The companies resumed merger negotiations earlier this month, two years after walking away from similar talks.
The companies, however, have disagreed on the exact ratio of shares that United planned to pay for Continental, said the source, who declined to be named because they were not authorised to speak to the media.
The ratio affects the price United would ultimately pay for the deal.
Negotiations are ongoing, the source said. The New York Times reported that the disagreement over the price, however, could be a deal-breaker.
Continental wants to use the so-called "unaffected share prices" — which is the price of the stock before news emerged of recent spate of airline merger talks, the source said.
United, however, wants to use a later market price, the source said.
Under Continental's scenario, Continental would receive more United shares and a higher overall deal price, the sources said.
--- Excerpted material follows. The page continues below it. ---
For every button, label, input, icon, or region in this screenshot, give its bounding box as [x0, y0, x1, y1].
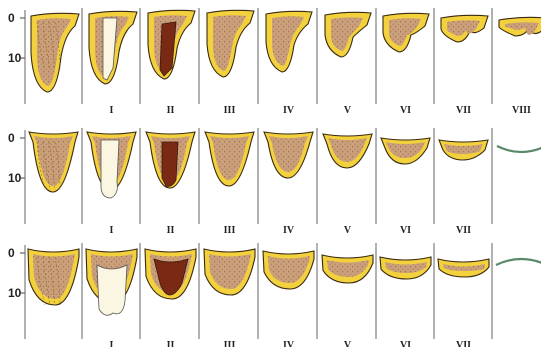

Using United's method, the exchange ratio would be lower.
The price difference could be material in the talks.
United's share price has risen to USD$22.99 from USD$18.95 on April 7 when news of talks between United and US Airways first broke. The talks with US Airways have since ended. In that same time, Continental's stock has risen to USD$22.01 from USD$20.50.
Other aspects of the potential deal have already been agreed to, including naming United chief executive Glenn Tilton as chairman and Continental's head Jeffery Smisek as CEO, sources previously said.
The combined company would be named United, the NYT reported.